The man immediately went out and found someone who owed him, say, ten dollars, and had him thrown into prison when he couldn’t repay. When the king got wind of this, he had the man thrown into prison to be tortured until his original debt was paid.”

“This is how my heavenly Father will treat each of you unless you forgive your brother or sister from the deepest parts of your soul.” ~ Matthew 18:21-35

Lots of complicated theology here, especially the part where we owe God something that’s impossible to pay back. For those of us who believe that our debt has been paid, i.e., nothing can now keep us out of heaven, this is especially tricky. Jesus seems to affirm the evangelical idea that our slate has been cleared, but adds that it will be reinstated in full if we don’t clear it for others.

If we believe that Jesus actually told this story, and he is who he claimed to be, it would be a little silly to cling so tightly to our sin lists.

We’d do better to clear them and keep instead a list of the people we need to forgive, to use their transgressions as an opportunity to remember, express, and celebrate the unconditional, eternal (with one exception?) forgiveness of God. Sure, we’d spend alot of time and energy forgiving people, but is that so much harder than the work required to keep them on the hook?

There’s a big difference between investing our energy in something that sets us free, and wasting it on something that does the exact opposite.

Regardless of what you do with your lists, time and energy will be spent.

If we we simply can’t stop ruminating on our own sins, I say simply the list: ruminate, over and over again, on one sin: unforgiveness.

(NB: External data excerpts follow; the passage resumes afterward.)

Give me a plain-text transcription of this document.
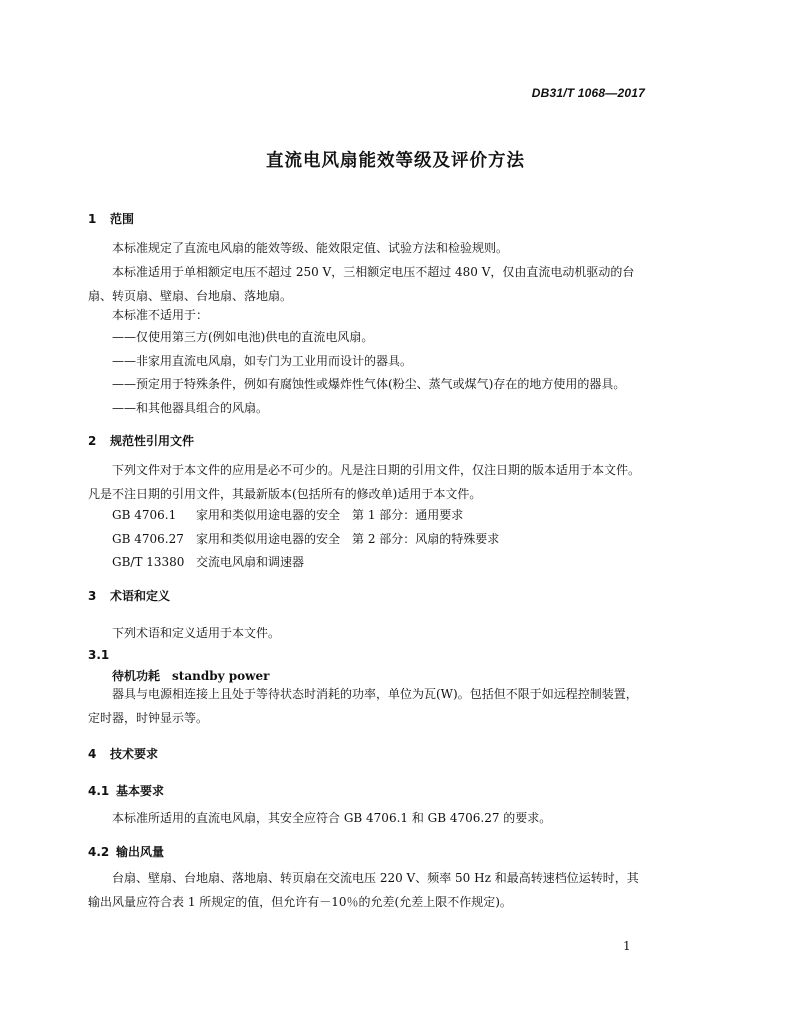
DB31/T 1068—2017
直流电风扇能效等级及评价方法
1 范围
本标准规定了直流电风扇的能效等级、能效限定值、试验方法和检验规则。
本标准适用于单相额定电压不超过 250 V，三相额定电压不超过 480 V，仅由直流电动机驱动的台扇、转页扇、壁扇、台地扇、落地扇。
本标准不适用于：
——仅使用第三方(例如电池)供电的直流电风扇。
——非家用直流电风扇，如专门为工业用而设计的器具。
——预定用于特殊条件，例如有腐蚀性或爆炸性气体(粉尘、蒸气或煤气)存在的地方使用的器具。
——和其他器具组合的风扇。
2 规范性引用文件
下列文件对于本文件的应用是必不可少的。凡是注日期的引用文件，仅注日期的版本适用于本文件。凡是不注日期的引用文件，其最新版本(包括所有的修改单)适用于本文件。
GB 4706.1 家用和类似用途电器的安全　第 1 部分：通用要求
GB 4706.27 家用和类似用途电器的安全　第 2 部分：风扇的特殊要求
GB/T 13380 交流电风扇和调速器
3 术语和定义
下列术语和定义适用于本文件。
3.1
待机功耗 standby power
器具与电源相连接上且处于等待状态时消耗的功率，单位为瓦(W)。包括但不限于如远程控制装置，定时器，时钟显示等。
4 技术要求
4.1 基本要求
本标准所适用的直流电风扇，其安全应符合 GB 4706.1 和 GB 4706.27 的要求。
4.2 输出风量
台扇、壁扇、台地扇、落地扇、转页扇在交流电压 220 V、频率 50 Hz 和最高转速档位运转时，其输出风量应符合表 1 所规定的值，但允许有－10％的允差(允差上限不作规定)。
1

Forget about all the other stupid stuff you’ve done in the past and focus instead on whatever level of unforgiveness you’re guilty of.

Jesus made it easy. According to him, there’s nobody unworthy. He forgave everyone, unconditionally, for the deepest sin, and expects us to do the same on a much smaller level.

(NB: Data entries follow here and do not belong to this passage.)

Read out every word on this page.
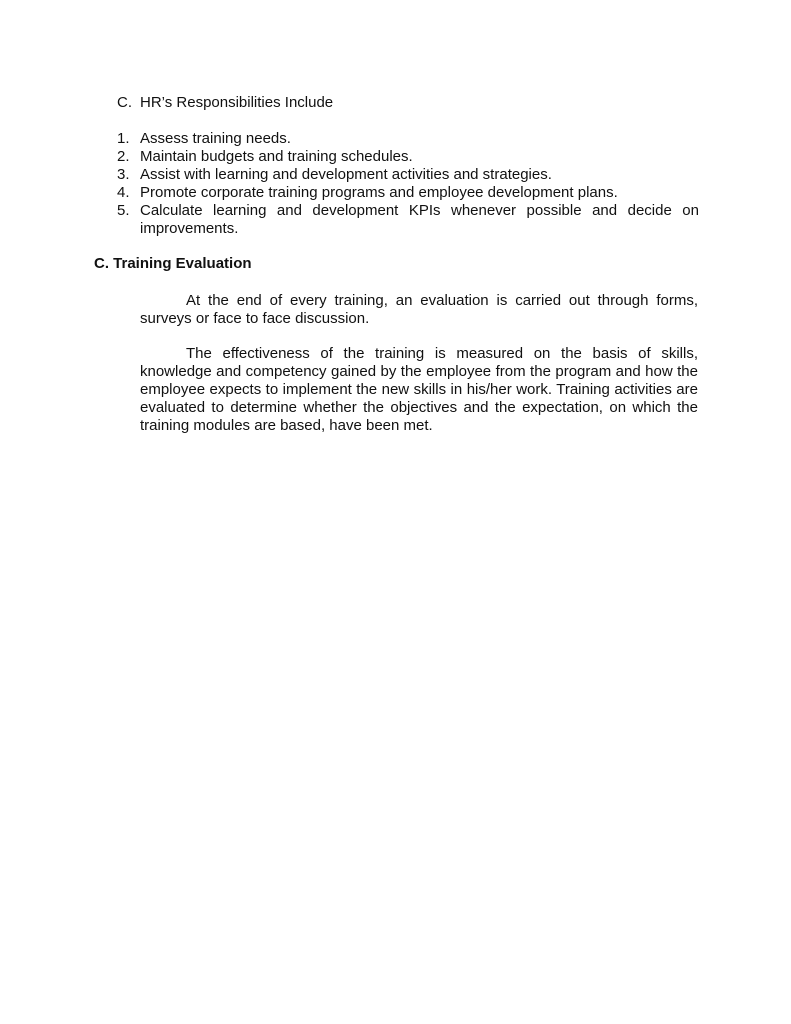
C. HR’s Responsibilities Include
1. Assess training needs.
2. Maintain budgets and training schedules.
3. Assist with learning and development activities and strategies.
4. Promote corporate training programs and employee development plans.
5. Calculate learning and development KPIs whenever possible and decide on improvements.
C. Training Evaluation

At the end of every training, an evaluation is carried out through forms, surveys or face to face discussion.

The effectiveness of the training is measured on the basis of skills, knowledge and competency gained by the employee from the program and how the employee expects to implement the new skills in his/her work. Training activities are evaluated to determine whether the objectives and the expectation, on which the training modules are based, have been met.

I love that scene in the New Testament where Jesus tries to teach his disciples about forgiveness, and instead of taking notes, Peter tries to show off:

“Lord, how many times shall I forgive my brother or sister who sins against me? Up to seven times?”

Just before launching into his story about the unforgiving man (above), Jesus responded:

“Not seven times, but seven times seventy.”

Forgiveness is central to Jesus’ teaching. It’s holy, a heavenly thing that overlaps our world whenever we wield i. It transforms us and those closest to us the way that heaven always does when we let it in. That should trump our desire to keep our sins and the sins of others so close at hand.

Remember what it felt like to be a kid and look at your parents, or a close relative, or a friend, like they could do no wrong? Remember how that bled into every single crevice of your life? Jesus is begging us to look at everyone that way, and to not worry about whatever future wrong they’ll do. The more we do that, the more we’ll extend it to the deepest parts of ourselves, and clear the soul that could never clear itself, to turn loose the idiot who’s come to believe that he can somehow, one day, get it right.